I’m embarrassed that it opened in 2003 and we just now made it out there; it’s absolutely spectacular. Highlights include an SR-71 Blackbird, a Concorde, the space shuttle Discovery, the Enola Gay and what seems like an endless supply of historical, rare and stunning aircraft. I can’t recommend it highly enough. (Visit the link above for a few shots of the highlighted aircraft.)
For kids? If your kid is all interested in any of this stuff, their head will likely explode. I can’t reiterate enough how awesome the place is.
Photography in a place like this is always tricky; exhibit barriers and architecture will conspire to eliminate most good angles.
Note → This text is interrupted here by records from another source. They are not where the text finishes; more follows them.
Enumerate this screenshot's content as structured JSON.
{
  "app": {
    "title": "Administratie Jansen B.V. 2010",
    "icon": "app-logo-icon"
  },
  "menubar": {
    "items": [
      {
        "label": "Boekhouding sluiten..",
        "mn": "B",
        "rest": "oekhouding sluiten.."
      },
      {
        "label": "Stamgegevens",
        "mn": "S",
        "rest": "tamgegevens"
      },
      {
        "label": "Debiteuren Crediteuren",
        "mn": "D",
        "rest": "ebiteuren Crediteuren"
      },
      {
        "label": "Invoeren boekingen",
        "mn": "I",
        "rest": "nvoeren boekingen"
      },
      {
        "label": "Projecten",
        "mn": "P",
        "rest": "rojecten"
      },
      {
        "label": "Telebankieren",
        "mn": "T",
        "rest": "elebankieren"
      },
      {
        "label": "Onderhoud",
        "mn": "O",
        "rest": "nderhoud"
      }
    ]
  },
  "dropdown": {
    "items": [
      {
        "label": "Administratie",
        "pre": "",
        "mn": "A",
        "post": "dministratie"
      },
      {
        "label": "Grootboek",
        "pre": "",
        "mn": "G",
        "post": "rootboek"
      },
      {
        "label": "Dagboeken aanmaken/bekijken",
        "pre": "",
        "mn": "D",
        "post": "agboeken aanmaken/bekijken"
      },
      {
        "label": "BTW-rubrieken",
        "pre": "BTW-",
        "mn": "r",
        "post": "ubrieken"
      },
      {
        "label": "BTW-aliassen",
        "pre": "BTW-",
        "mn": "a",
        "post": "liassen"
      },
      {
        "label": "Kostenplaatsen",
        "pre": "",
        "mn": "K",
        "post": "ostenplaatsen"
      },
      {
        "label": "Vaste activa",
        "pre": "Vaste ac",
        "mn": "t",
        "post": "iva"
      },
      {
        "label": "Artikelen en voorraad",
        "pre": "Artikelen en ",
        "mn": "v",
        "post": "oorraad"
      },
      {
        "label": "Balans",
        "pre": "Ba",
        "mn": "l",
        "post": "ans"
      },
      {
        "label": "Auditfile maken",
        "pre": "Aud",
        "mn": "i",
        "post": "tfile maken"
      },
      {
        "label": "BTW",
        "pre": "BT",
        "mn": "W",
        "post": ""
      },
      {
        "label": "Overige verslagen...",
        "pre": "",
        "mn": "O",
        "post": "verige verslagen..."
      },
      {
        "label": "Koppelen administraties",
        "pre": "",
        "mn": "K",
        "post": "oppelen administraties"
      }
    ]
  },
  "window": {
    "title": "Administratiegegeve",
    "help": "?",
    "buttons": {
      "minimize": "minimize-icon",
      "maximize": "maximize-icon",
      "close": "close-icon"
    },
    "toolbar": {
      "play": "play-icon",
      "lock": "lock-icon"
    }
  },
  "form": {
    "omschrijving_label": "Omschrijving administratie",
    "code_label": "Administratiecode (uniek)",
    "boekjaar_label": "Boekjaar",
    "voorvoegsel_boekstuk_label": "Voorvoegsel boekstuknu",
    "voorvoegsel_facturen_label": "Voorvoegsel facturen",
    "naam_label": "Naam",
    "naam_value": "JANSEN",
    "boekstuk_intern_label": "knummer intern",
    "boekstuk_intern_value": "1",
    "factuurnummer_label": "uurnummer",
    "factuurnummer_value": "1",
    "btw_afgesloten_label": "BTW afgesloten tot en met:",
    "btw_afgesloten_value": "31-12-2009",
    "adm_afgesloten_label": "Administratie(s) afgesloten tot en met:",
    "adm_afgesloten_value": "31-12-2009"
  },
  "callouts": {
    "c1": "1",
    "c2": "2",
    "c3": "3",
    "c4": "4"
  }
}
Tourists have an uncanny sixth sense for wandering into your frame at the exact moment you’re snapping the shutter. But they’re not passing through; grandma has to get back from across the museum before they’ll move.
I took a “long play” approach. Find a cool exhibit and negotiate an angle with the architecture and dial in your settings—test shoot and get your exposure nailed. Lean against a pole and relax. Eventually, the frame will get clear enough to take the shot. Line up and snap it quickly, before those yahoo Auburn fans can get in your way again.
Another approach is to shoot details, aiming for specific parts of the exhibits or even the architecture. That’s especially true here; the exhibits are so closely packed together that you’ll rarely be able to isolate one. That said, I tend to dig the wide, sweeping shots, so I’m happy to be patient, find an angle and wait the coast to clear.
Once home, although pleased with the angles I’d gotten, I struggled with a couple weird color casts and some other exposure-related issues. I decided to play on the dramatic setting of the exhibits, punching up the funky exhibit lights and really pushing the contrast. Unexpectedly, I ended up with a look that I loved.
Along with heavy increases in the saturation, vibrance and contrast, I made some hue tweaks, knocked a lot of the noise out and made heavy use of vignettes to direct the eye.
This is look that definitely has a time and place, but I was excited enough with how the final photos came out that I’m looking forward to going back to Udvar-Hazy and getting some more.